The decoration throughout the rest of the Room is also based on Egyptian sources. For example, over the Junior Warden's Chair (in the centre of the right-hand wall) is a relief reproducing a Stele (or tomb-tablet) of the 20th Dynasty (about 1200 BC) which shows a worshipper making an offering to Osiris as god of the underworld.

Around the room stand pillars in classical Egyptian design. Gold-leaf features prominently in the decorations.

=== Modifications and dates ===
- 1927 - original construction at 22-24 College Street, Sydney
- 1969 - placed in storage
- 1977 - re-erected in the Royal Arch Masonic Temple, Petersham

== Heritage listing ==
The Egyptian Room of the Royal Arch Temple at Petersham is unique for its superb decorative frieze which faithfully reproduces illustrations from the text of the Papyrus of Ani, an Egyptian Funerary text dating from about 1450 B.C. The decorations are finely sculpted in low relief plaster and picked out in rich authentic colours, while lotus headed columns support decorative bands of stylised Egyptian motifs and ornaments.

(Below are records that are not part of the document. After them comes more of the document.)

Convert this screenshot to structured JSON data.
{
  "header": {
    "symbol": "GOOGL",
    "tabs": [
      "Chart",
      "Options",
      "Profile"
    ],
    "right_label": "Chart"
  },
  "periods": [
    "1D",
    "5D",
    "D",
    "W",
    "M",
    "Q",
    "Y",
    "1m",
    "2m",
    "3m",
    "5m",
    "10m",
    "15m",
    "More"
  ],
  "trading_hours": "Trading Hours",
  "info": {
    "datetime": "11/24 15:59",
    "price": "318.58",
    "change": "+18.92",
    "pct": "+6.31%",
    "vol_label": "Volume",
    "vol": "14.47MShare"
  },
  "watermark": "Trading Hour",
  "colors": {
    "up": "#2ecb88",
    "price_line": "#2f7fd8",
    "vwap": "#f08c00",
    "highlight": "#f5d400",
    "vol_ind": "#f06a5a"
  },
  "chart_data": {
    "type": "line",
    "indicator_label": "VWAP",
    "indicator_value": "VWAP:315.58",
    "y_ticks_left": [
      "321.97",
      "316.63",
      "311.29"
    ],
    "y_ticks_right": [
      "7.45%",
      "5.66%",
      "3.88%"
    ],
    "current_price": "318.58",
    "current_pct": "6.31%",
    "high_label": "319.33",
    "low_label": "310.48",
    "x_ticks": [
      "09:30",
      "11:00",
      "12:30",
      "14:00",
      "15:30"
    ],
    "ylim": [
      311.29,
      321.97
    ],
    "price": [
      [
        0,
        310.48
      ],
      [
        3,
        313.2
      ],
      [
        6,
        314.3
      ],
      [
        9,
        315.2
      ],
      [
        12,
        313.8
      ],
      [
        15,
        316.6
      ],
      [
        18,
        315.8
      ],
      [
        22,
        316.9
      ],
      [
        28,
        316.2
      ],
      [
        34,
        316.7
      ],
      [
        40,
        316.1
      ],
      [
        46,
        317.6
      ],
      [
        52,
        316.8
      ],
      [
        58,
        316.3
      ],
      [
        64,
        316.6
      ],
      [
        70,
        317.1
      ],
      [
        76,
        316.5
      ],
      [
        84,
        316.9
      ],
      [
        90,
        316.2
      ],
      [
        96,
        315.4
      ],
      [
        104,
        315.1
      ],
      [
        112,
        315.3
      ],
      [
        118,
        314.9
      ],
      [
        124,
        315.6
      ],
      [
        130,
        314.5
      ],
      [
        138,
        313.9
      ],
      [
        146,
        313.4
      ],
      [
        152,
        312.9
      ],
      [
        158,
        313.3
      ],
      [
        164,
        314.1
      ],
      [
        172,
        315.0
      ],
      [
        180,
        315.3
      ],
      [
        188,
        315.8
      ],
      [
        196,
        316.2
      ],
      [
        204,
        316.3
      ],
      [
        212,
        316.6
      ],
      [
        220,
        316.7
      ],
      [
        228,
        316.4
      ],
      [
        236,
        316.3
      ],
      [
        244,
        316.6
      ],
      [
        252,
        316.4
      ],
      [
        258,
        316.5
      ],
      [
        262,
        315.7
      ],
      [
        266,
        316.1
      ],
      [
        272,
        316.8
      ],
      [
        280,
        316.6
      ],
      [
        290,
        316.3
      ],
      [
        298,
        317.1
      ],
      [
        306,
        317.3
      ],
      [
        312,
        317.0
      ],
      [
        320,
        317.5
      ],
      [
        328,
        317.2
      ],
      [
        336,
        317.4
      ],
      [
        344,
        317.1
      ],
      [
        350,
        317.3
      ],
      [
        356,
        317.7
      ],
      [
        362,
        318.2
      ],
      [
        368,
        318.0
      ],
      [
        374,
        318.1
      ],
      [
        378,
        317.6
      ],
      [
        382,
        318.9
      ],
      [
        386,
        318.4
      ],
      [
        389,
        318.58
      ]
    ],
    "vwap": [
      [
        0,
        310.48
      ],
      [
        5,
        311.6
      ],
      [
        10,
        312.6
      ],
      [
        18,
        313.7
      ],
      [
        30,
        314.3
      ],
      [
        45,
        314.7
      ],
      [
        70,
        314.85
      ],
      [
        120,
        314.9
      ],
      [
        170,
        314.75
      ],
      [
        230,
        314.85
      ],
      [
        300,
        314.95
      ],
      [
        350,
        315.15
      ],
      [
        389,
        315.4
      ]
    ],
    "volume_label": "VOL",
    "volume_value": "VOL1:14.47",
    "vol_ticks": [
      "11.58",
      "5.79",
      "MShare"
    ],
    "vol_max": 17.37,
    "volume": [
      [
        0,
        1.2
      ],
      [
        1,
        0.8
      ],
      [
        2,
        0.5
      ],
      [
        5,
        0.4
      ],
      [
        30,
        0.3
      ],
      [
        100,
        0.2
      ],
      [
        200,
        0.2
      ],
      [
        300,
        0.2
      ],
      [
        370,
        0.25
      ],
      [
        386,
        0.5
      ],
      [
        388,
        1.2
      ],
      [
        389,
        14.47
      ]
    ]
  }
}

The Egyptian Room decorative theme has some precedent in Masonic memorial chambers but the scale and level of elaboration is unique in Australia. The survival of such rich and extensive decoration is rare, not only in Masonic Temples but in large scale interiors generally.

The Egyptian Room, Royal Arch Masonic Temple was listed on the New South Wales State Heritage Register on 2 April 1999.